I hope you’re enjoying the “Advanced Analytics Introduction” blog post series; here is a link to the previous segments (Step One, Step Two, Step Three, Step Four and Step Five) to provide some helpful background. In the previous , I reviewed the practice of “topic mining” which is one of the steps in text mining and analysis activities used to get a deeper analytical view from text. In this post, I will explore the concept of sentiment analysis as part of word analysis and mining techniques.
Sentiment analysis is by far one of the most popular features of text analytics. As a search term in Google, it went from almost non-existent in 2004 and peaked last year.
According to a study by the University of Oulu (OYO) in Finland (Mäntylä et al., 2018), 99% of the papers on the topic of sentiment analysis were published after 2004. This study performed topic mining on 6,996 papers from the publisher Elsevier’s abstract and citation database called “Scopus.” According to Elsevier, this is the largest abstract and citation database of peer-reviewed literature in the world.
Furthermore, this study corroborates our findings from Google Trends. According to the researchers at OYO, sentiment analysis is “one of the fastest growing research areas in computer science.” The study also shows that the availability of online product reviews was one of the key drivers for sudden growth. What is absolutely fascinating about this study is that only 101 papers about this topic were published in 2005, but then in 2015, the number jumped to nearly 5,699. This is almost a 5,542% increase in just ten years!
Figure 1. Google Searches on Sentiment Analysis Over Time (Google Trends, 2019)
According to one of the most preeminent scholars in the area of text analytics, Professor Bing Lui Ph.D. (UIC), sentiment analysis is defined as follows, “Sentiment analysis, also called opinion mining, is the field of study that analyzes people’s opinion, sentiments, appraisals, attitudes, and emotions toward entities and their attributes expressed in the written text. The term sentiment analysis is more often used in industry and the term and opinion mining is most often used in the world of academia.”
The general process of sentiment analysis involves the following steps shown below. Many of these items were discussed in previous blogs (Step One, Step Two, Step Three, Step Four, and Step Five) within our “Advanced Analytics” series.
Figure 2. Illustration of the Sentiment Analysis Process (medium.com, 2018)
The first few steps in this process are related to data pre-processing, and are the most critical to get correct (to avoid “garbage in, garbage out”). Here is a summary of each of the steps displayed above:
Text Input: Inputting text to begin the process
Tokenization: Isolating individual words from a body of text
Stop Word Filtering: Removing words such as “the,” “a,” “an,” and “in”

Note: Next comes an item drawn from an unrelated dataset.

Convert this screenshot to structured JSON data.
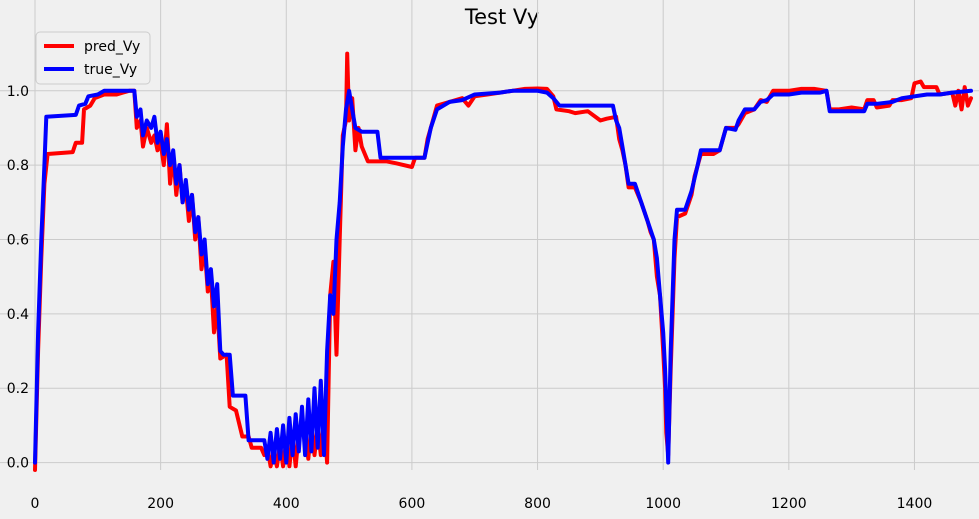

Negation Handling: Comprehending the effect negative words have on a sentence
Stemming: Reducing words to their root meaning to improve the odds of finding variant meanings of the same word
Once these steps are completed, then we’re able to move on to the actual process of analyzing sentiments. Here is a summary of each of the final steps:
Classification: Determining the positive or negative tone of text
Sentiment Class: Associating the text with a sentiment class
There are several types of sentiment analysis and this is by no means an exhaustive list. The point here is to make sure that you are aware that there are multiple dimensions involved in getting the complete picture of sentiment. We can have sentiments related to:
Polarity (positive, negative, neutral): This is a 30,000-foot view of sentiment
Emotions (angry, happy, sad, etc.): We can look for keywords that would give us a sense of the person’s emotions when they expressed their opinion; this could either be direct or inferred emotions
Intentions (e.g. interested v. not interested): Perhaps one of the most difficult and valuable is to determine true intent; there is a great article in the Harvard Business Review, which questions the true predictive power of sentiment analysis in measuring true intentions
Fine-grained (amount of polarity, emotion, or intention): It’s not enough to simply say a person was negative or angry because it may not provide the full context of their experience
Aspect-based sentiment analysis (product or service related): Lastly, it’s critical to assess, if possible, a person’s experience with a product or service.